I didn’t say that. I’m trying to help you explain the behavior you witnessed. The GPU block scheduler chooses work according to its own, unpublished heuristic, and as far as I know there is no requirement or specification that it choose new blocks to schedule from any particular kernel, when multiple kernel launches are outstanding. So your behavior is plausible, and, in my experience, typical. We could presume that the GPU designers are generally desiring to create a machine that delivers high performance in many scenarios, but extrapolating those very general statements to a specific claim like this about a specific, but loosely defined workflow, is not sensible in my opinion.
Not sure what you mean.

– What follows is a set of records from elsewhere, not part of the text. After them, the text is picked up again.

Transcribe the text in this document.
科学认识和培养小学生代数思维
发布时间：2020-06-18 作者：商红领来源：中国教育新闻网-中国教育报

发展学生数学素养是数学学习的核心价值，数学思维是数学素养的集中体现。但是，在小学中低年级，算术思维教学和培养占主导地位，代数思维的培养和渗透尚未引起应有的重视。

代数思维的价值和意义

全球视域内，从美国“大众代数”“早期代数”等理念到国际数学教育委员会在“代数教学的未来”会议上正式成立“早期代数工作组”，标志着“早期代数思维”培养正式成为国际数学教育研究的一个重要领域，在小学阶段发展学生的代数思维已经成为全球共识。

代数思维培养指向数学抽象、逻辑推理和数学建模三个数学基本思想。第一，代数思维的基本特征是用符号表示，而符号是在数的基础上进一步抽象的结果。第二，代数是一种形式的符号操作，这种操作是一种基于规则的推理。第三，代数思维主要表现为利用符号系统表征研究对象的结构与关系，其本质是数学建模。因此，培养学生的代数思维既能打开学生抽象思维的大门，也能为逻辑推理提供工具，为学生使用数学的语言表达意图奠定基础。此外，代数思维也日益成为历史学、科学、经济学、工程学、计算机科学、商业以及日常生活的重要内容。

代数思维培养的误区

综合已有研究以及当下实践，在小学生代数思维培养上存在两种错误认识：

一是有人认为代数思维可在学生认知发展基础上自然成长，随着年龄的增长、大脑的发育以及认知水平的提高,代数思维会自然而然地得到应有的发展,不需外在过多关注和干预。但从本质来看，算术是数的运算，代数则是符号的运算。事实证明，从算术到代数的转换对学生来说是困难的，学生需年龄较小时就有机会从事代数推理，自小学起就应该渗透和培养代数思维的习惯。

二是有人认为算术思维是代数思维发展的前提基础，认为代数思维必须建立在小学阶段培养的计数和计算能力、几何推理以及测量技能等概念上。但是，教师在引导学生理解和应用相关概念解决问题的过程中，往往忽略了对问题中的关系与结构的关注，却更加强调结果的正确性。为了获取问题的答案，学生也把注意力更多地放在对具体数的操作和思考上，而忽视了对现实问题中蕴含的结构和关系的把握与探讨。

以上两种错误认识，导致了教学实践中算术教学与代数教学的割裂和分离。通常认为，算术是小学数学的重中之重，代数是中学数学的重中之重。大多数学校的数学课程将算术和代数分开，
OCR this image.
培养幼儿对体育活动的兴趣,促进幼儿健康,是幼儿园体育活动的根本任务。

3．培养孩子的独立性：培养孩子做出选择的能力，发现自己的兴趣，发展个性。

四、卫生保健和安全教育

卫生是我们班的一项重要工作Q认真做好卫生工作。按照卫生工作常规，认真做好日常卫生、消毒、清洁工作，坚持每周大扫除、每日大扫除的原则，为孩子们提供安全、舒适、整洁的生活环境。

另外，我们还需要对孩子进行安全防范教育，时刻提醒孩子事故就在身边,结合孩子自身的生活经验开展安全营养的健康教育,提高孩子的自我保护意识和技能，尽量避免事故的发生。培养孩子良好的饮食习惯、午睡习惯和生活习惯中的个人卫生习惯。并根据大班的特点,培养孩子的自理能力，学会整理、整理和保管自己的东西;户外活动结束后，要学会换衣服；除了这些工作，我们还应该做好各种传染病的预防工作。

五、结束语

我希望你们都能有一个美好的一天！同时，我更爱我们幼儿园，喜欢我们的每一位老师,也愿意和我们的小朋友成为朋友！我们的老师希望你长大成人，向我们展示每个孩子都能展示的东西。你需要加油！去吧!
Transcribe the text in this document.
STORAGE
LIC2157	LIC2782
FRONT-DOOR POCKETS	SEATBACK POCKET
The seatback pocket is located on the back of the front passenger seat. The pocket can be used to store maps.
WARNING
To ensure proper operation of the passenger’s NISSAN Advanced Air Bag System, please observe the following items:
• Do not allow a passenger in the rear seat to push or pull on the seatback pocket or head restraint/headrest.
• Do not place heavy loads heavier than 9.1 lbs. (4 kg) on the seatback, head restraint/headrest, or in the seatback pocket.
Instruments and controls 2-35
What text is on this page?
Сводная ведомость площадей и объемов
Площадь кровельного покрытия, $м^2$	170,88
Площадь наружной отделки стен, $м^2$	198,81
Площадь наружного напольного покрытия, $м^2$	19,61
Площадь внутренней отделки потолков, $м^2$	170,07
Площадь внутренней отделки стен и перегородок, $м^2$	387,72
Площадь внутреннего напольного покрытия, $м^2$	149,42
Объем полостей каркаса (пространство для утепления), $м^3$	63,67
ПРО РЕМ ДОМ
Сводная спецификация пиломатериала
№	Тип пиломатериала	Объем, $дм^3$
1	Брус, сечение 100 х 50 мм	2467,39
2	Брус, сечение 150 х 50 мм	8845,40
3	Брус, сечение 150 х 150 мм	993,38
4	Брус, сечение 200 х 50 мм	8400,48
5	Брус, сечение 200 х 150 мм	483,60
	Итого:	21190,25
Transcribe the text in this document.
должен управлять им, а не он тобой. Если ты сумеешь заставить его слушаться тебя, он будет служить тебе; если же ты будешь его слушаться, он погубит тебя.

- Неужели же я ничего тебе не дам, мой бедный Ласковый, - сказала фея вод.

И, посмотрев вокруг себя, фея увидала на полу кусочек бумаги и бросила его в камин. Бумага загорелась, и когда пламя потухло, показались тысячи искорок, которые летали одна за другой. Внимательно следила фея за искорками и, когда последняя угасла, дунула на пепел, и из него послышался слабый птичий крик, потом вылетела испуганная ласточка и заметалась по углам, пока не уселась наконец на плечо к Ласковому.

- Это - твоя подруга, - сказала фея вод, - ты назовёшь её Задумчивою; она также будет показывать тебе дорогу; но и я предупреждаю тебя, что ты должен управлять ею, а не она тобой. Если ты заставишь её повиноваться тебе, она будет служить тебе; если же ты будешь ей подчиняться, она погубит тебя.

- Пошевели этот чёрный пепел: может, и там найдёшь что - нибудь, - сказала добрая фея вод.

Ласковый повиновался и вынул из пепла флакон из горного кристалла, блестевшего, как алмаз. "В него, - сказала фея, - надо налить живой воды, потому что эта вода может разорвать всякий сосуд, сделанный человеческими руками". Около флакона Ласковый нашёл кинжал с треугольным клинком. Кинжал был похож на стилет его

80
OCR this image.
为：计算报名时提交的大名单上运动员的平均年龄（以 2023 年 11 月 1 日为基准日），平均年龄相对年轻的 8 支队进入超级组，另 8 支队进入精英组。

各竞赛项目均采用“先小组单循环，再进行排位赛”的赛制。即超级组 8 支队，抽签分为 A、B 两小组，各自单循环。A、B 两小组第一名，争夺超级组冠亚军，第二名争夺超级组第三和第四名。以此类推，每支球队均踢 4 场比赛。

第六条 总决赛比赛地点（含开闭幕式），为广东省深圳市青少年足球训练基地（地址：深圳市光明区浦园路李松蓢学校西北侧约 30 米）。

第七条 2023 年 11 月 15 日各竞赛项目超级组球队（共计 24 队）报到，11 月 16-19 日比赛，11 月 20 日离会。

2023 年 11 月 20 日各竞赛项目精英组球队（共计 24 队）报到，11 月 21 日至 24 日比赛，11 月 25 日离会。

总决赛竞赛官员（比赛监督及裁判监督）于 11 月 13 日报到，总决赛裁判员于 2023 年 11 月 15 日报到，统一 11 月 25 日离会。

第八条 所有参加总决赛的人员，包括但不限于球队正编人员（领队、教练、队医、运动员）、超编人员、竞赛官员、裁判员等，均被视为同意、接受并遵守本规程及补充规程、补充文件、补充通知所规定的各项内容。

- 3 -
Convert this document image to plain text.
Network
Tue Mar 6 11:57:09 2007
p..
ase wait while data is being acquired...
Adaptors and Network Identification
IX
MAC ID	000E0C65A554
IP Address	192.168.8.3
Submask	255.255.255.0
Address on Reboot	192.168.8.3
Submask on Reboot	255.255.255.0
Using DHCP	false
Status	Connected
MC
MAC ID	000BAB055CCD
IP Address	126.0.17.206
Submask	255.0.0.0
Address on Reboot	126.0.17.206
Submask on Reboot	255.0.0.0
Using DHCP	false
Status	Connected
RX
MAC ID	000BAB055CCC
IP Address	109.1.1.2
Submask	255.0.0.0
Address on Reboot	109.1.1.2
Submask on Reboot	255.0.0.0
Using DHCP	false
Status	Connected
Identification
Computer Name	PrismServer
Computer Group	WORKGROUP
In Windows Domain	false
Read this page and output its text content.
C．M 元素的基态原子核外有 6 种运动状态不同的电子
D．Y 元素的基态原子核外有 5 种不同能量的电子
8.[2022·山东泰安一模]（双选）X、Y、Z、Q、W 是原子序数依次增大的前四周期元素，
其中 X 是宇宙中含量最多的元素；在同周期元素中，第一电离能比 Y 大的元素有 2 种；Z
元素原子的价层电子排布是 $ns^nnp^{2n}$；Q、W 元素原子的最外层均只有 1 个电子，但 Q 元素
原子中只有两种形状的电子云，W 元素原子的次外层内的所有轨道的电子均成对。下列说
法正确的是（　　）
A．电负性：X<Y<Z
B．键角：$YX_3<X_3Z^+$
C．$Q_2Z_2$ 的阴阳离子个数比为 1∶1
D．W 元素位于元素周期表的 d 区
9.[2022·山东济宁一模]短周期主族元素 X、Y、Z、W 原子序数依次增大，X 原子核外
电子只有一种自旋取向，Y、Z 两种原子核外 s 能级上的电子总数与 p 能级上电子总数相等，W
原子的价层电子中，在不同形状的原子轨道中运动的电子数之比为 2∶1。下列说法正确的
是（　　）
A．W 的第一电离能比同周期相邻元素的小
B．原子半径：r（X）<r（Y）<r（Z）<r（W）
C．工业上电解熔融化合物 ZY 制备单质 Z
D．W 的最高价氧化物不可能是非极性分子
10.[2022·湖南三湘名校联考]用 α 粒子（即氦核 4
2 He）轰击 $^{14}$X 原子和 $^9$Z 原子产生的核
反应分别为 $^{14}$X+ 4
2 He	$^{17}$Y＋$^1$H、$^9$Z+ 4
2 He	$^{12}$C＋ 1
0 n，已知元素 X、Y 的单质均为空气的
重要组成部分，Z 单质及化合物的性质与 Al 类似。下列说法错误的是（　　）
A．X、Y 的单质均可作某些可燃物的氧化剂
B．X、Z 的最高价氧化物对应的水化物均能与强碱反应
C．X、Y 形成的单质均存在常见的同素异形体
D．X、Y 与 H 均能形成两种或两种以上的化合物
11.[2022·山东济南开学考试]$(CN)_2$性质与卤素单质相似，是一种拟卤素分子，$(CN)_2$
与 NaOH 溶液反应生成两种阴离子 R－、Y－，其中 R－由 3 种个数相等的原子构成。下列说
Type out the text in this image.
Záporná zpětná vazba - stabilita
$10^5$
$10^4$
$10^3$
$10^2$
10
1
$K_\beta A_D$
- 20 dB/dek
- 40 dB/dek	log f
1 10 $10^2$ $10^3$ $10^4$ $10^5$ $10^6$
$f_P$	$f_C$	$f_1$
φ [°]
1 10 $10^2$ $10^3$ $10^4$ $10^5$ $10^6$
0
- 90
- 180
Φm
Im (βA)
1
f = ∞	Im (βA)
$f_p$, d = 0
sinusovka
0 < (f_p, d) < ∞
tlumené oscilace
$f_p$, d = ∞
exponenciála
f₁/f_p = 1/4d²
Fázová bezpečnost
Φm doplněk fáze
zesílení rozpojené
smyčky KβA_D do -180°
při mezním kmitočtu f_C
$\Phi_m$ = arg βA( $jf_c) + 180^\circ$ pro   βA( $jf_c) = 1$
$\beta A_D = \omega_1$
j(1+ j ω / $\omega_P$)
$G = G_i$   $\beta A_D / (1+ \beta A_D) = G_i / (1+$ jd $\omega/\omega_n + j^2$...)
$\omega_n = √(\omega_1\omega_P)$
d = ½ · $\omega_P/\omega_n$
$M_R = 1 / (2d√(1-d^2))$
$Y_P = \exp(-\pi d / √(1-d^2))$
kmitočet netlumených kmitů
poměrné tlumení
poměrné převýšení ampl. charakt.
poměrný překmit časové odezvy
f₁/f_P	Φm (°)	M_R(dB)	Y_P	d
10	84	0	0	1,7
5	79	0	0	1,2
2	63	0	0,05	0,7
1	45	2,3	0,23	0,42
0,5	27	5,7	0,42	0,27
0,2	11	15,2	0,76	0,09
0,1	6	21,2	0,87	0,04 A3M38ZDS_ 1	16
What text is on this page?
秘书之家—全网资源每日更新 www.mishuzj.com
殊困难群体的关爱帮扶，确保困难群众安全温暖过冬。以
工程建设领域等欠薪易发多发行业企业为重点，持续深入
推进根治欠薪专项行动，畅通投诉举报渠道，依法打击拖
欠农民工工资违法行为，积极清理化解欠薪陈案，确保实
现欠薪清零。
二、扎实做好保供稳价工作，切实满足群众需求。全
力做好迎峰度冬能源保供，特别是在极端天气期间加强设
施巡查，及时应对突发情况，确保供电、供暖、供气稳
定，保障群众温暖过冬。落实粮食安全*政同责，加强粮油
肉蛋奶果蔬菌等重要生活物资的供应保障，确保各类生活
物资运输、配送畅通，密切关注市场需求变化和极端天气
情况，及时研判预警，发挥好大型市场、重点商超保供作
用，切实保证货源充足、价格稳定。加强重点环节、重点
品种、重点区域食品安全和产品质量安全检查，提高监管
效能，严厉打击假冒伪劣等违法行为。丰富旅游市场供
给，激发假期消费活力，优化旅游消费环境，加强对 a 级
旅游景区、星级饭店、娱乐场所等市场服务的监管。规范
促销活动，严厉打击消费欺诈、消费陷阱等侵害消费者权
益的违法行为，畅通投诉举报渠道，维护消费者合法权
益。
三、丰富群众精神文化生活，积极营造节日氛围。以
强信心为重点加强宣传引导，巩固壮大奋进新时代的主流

In any event I can’t make any definitive statements about proving anything about a workload that you haven’t defined, except to say a GEMM kernel and another kernel, with an undefined definition of “performance”. Anyway I don’t think I would be able to respond to further questions about this.
You could investigate:
Stream priorities - this essentially gives you some control over block scheduler behavior
CUDA MPS (That would require you to launch the work in two separate processes, and to use the active thread percentage feature - probably not very convenient.)
I do not know if or how well either of the above mechanisms would work for your case - I have not tried them with your case.
There isn’t anything I know of that pertains to the GEMM function call itself that allows you to arbitrarily limit the resources it will use. You have access to the BLAS reference manual, so I’m pretty sure you can discover this for yourself with a bit of research. You may find something there that serves your purpose that I hadn’t considered.
A BLAS GEMM operation can be decomposed into a set of smaller operations. You could do that manually, yourself, if you wished. In so doing, by reducing each operation to a very small level, you could eventually end up with small kernels that don’t saturate the GPU (albeit having to launch potentially many of them). In such a way you could “indirectly limit” the resources used. Such an approach strikes me as foolishness/madness, but I mention it because it is perhaps another possible way to limit the resource consumption of the BLAS operation.